Subjects and Methods: Recent reports[1],[2] have used 48 and 84 coils which were arranged with a layout of 6*8 and 6*14 respectively. For comparison, we simulated a local multi-coil setup with 16, 24, 32, 48 and 84 circular shaped coils. All coils are placed on a cylinder with a diameter/length of 360/300 mm which is large enough to house an RF coil. We used optimization-based search of coil positions that result in three linear orthogonal fields for the FOV of 200*200*200 mm around the isocenter. Simulation started from arranging individual coils in a regular fashion on the cylinder surface. The magnetic field for each coil was calculated using the Biot–Savart law with no constraint for the floating current in the coils. The optimization
was performed using the fmincon function in MATLAB.
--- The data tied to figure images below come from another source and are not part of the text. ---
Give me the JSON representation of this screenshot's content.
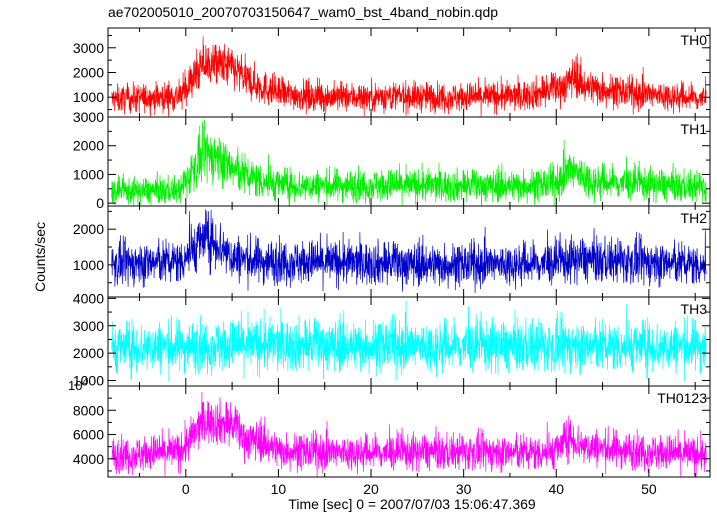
{
  "chart_data": {
    "type": "line",
    "title": "ae702005010_20070703150647_wam0_bst_4band_nobin.qdp",
    "xlabel": "Time [sec] 0 = 2007/07/03 15:06:47.369",
    "ylabel": "Counts/sec",
    "xlim": [
      -8.4,
      56.6
    ],
    "x_ticks": [
      0,
      10,
      20,
      30,
      40,
      50
    ],
    "x_tick_labels": [
      "0",
      "10",
      "20",
      "30",
      "40",
      "50"
    ],
    "panels": [
      {
        "name": "TH0",
        "color": "#ff0000",
        "ylim": [
          200,
          3800
        ],
        "y_ticks": [
          1000,
          2000,
          3000
        ],
        "y_tick_labels": [
          "1000",
          "2000",
          "3000"
        ],
        "baseline": 1000,
        "noise": 300,
        "ceil_cap": 3800,
        "envelope": [
          [
            -8,
            900
          ],
          [
            -0.5,
            1050
          ],
          [
            0.5,
            1600
          ],
          [
            2,
            2350
          ],
          [
            3.5,
            2300
          ],
          [
            5,
            2200
          ],
          [
            6.5,
            1700
          ],
          [
            8,
            1450
          ],
          [
            10,
            1150
          ],
          [
            15,
            1000
          ],
          [
            22,
            1030
          ],
          [
            30,
            1000
          ],
          [
            36,
            1050
          ],
          [
            39,
            1250
          ],
          [
            41,
            1500
          ],
          [
            42,
            1900
          ],
          [
            43,
            1450
          ],
          [
            48,
            1150
          ],
          [
            56,
            950
          ]
        ]
      },
      {
        "name": "TH1",
        "color": "#00ee00",
        "ylim": [
          -100,
          3000
        ],
        "y_ticks": [
          0,
          1000,
          2000,
          3000
        ],
        "y_tick_labels": [
          "0",
          "1000",
          "2000",
          "3000"
        ],
        "baseline": 500,
        "noise": 260,
        "ceil_cap": 2900,
        "envelope": [
          [
            -8,
            400
          ],
          [
            -0.5,
            450
          ],
          [
            0.5,
            1050
          ],
          [
            2,
            1700
          ],
          [
            3.5,
            1600
          ],
          [
            5,
            1200
          ],
          [
            6.5,
            950
          ],
          [
            9,
            700
          ],
          [
            12,
            600
          ],
          [
            20,
            620
          ],
          [
            30,
            600
          ],
          [
            38,
            620
          ],
          [
            40,
            700
          ],
          [
            41.5,
            1150
          ],
          [
            42.5,
            1000
          ],
          [
            44,
            750
          ],
          [
            50,
            650
          ],
          [
            56,
            550
          ]
        ]
      },
      {
        "name": "TH2",
        "color": "#0000cc",
        "ylim": [
          100,
          2650
        ],
        "y_ticks": [
          1000,
          2000
        ],
        "y_tick_labels": [
          "1000",
          "2000"
        ],
        "baseline": 1000,
        "noise": 300,
        "ceil_cap": 2650,
        "envelope": [
          [
            -8,
            1000
          ],
          [
            -0.5,
            1100
          ],
          [
            0.5,
            1400
          ],
          [
            2,
            1750
          ],
          [
            3.5,
            1600
          ],
          [
            5,
            1200
          ],
          [
            8,
            1100
          ],
          [
            20,
            1050
          ],
          [
            30,
            1000
          ],
          [
            40,
            1050
          ],
          [
            42,
            1150
          ],
          [
            56,
            1000
          ]
        ]
      },
      {
        "name": "TH3",
        "color": "#00ffff",
        "ylim": [
          800,
          4050
        ],
        "y_ticks": [
          1000,
          2000,
          3000,
          4000
        ],
        "y_tick_labels": [
          "1000",
          "2000",
          "3000",
          "4000"
        ],
        "baseline": 2300,
        "noise": 480,
        "ceil_cap": 4050,
        "envelope": [
          [
            -8,
            2200
          ],
          [
            10,
            2300
          ],
          [
            30,
            2250
          ],
          [
            56,
            2250
          ]
        ]
      },
      {
        "name": "TH0123",
        "color": "#ff00ff",
        "ylim": [
          2500,
          10000
        ],
        "y_ticks": [
          4000,
          6000,
          8000
        ],
        "y_tick_labels": [
          "4000",
          "6000",
          "8000"
        ],
        "top_label": "10",
        "top_label_exp": "4",
        "baseline": 4500,
        "noise": 750,
        "ceil_cap": 10000,
        "envelope": [
          [
            -8,
            4300
          ],
          [
            -0.5,
            4600
          ],
          [
            0.5,
            5600
          ],
          [
            2,
            7200
          ],
          [
            3.5,
            7000
          ],
          [
            5,
            6800
          ],
          [
            6.5,
            5600
          ],
          [
            8,
            5500
          ],
          [
            10,
            4700
          ],
          [
            15,
            4500
          ],
          [
            25,
            4550
          ],
          [
            38,
            4500
          ],
          [
            40,
            4700
          ],
          [
            41.5,
            5800
          ],
          [
            43,
            5000
          ],
          [
            48,
            4700
          ],
          [
            56,
            4300
          ]
        ]
      }
    ]
  }
}
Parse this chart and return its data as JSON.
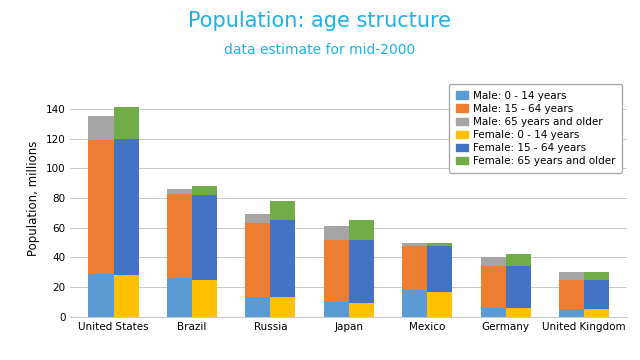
{
  "title": "Population: age structure",
  "subtitle": "data estimate for mid-2000",
  "title_color": "#1ab3e8",
  "subtitle_color": "#1ab3e8",
  "ylabel": "Population, millions",
  "ylim": [
    0,
    160
  ],
  "yticks": [
    0,
    20,
    40,
    60,
    80,
    100,
    120,
    140
  ],
  "countries": [
    "United States",
    "Brazil",
    "Russia",
    "Japan",
    "Mexico",
    "Germany",
    "United Kingdom"
  ],
  "series": {
    "Male: 0 - 14 years": [
      29,
      26,
      13,
      10,
      18,
      6,
      5
    ],
    "Male: 15 - 64 years": [
      90,
      57,
      50,
      42,
      30,
      28,
      20
    ],
    "Male: 65 years and older": [
      16,
      3,
      6,
      9,
      2,
      6,
      5
    ],
    "Female: 0 - 14 years": [
      28,
      25,
      13,
      9,
      17,
      6,
      5
    ],
    "Female: 15 - 64 years": [
      92,
      57,
      52,
      43,
      31,
      28,
      20
    ],
    "Female: 65 years and older": [
      21,
      6,
      13,
      13,
      2,
      8,
      5
    ]
  },
  "colors": {
    "Male: 0 - 14 years": "#5b9bd5",
    "Male: 15 - 64 years": "#ed7d31",
    "Male: 65 years and older": "#a5a5a5",
    "Female: 0 - 14 years": "#ffc000",
    "Female: 15 - 64 years": "#4472c4",
    "Female: 65 years and older": "#70ad47"
  },
  "bar_width": 0.32,
  "background_color": "#ffffff",
  "plot_bg_color": "#ffffff",
  "grid_color": "#c8c8c8",
  "legend_fontsize": 7.5,
  "axis_label_fontsize": 8.5,
  "tick_fontsize": 7.5,
  "title_fontsize": 15,
  "subtitle_fontsize": 10
}
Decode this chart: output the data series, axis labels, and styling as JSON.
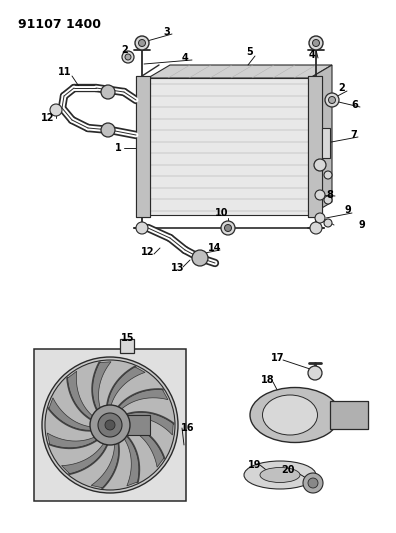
{
  "title": "91107 1400",
  "bg_color": "#ffffff",
  "lc": "#2a2a2a",
  "gray1": "#c0c0c0",
  "gray2": "#d8d8d8",
  "gray3": "#e8e8e8",
  "title_fs": 9,
  "label_fs": 7,
  "fig_w": 3.96,
  "fig_h": 5.33,
  "dpi": 100
}
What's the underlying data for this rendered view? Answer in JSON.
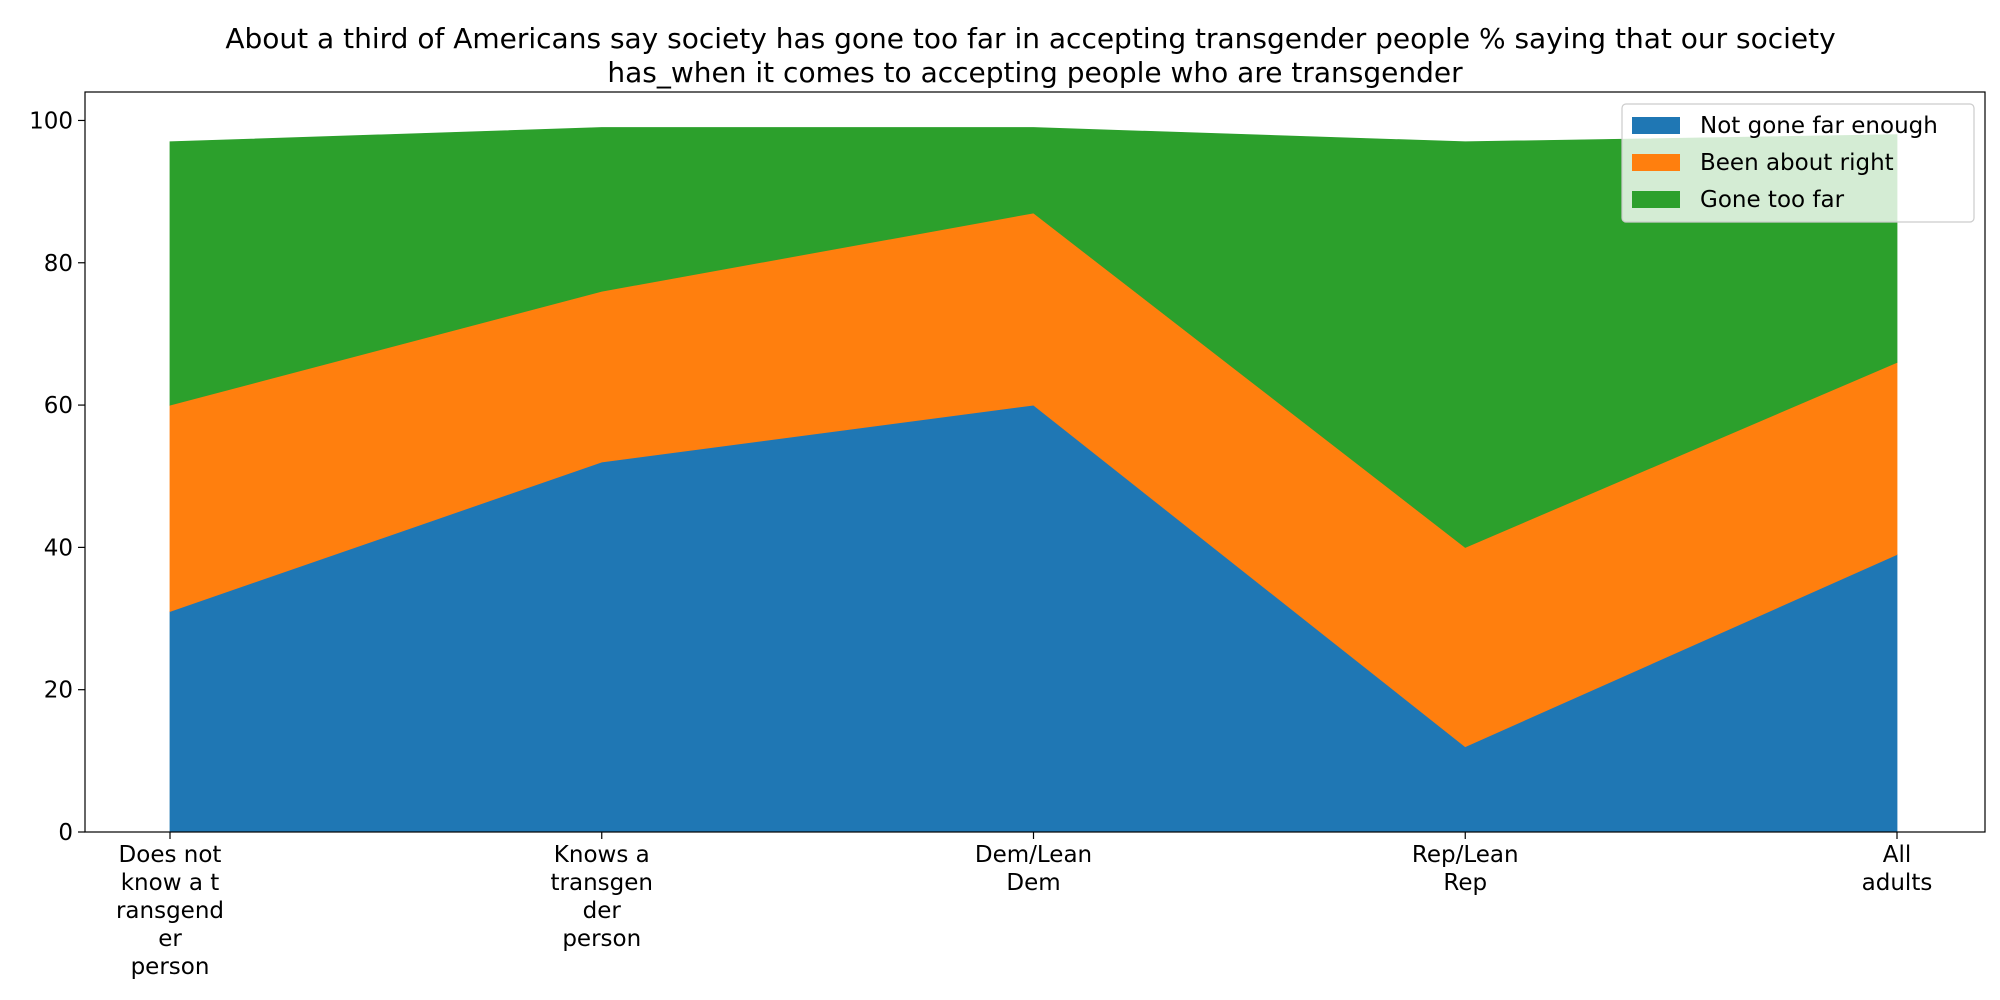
{
  "chart_data": {
    "type": "area",
    "stacked": true,
    "title": "About a third of Americans say society has gone too far in accepting transgender people % saying that our society has_when it comes to accepting people who are transgender",
    "title_lines": [
      "About a third of Americans say society has gone too far in accepting transgender people % saying that our society",
      "has_when it comes to accepting people who are transgender"
    ],
    "xlabel": "",
    "ylabel": "",
    "categories": [
      "Does not know a transgender person",
      "Knows a transgender person",
      "Dem/Lean Dem",
      "Rep/Lean Rep",
      "All adults"
    ],
    "category_label_lines": [
      [
        "Does not",
        "know a t",
        "ransgend",
        "er",
        "person"
      ],
      [
        "Knows a",
        "transgen",
        "der",
        "person"
      ],
      [
        "Dem/Lean",
        "Dem"
      ],
      [
        "Rep/Lean",
        "Rep"
      ],
      [
        "All",
        "adults"
      ]
    ],
    "series": [
      {
        "name": "Not gone far enough",
        "color": "#1f77b4",
        "values": [
          31,
          52,
          60,
          12,
          39
        ]
      },
      {
        "name": "Been about right",
        "color": "#ff7f0e",
        "values": [
          29,
          24,
          27,
          28,
          27
        ]
      },
      {
        "name": "Gone too far",
        "color": "#2ca02c",
        "values": [
          37,
          23,
          12,
          57,
          32
        ]
      }
    ],
    "ylim": [
      0,
      104
    ],
    "yticks": [
      0,
      20,
      40,
      60,
      80,
      100
    ],
    "grid": false,
    "legend_position": "top-right"
  }
}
Results: As an initial position for the optimization, we placed the coils in a symmetric configuration such that they cover the whole cylinder surface. Figure 1 shows the arrangement of 16 individual coils before and after optimization to produce the linear field. Figure 2 demonstrates a comparison between the ideal linear fields, the generated linear field from 16 symmetrically positioned coils and the generated linear fields from 16 position-optimized coils. Figure 3 illustrates how position optimization can improve the quality of the linear fields generated by a multi-coil setup. As a cost function, we
used cross-correlation between optimized field and the ideal linear field and also the l2-norm of their difference.
Discussion/Conclusion: According to Fig. 3, position optimized arrangement for 16, 24 and 32 coils can bring the same or even better quality compared to the symmetric arrangement for 32, 48 and 84 coils respectively. This proves the importance of the optimal coil configuration to acquire high fidelity linear field with less coils.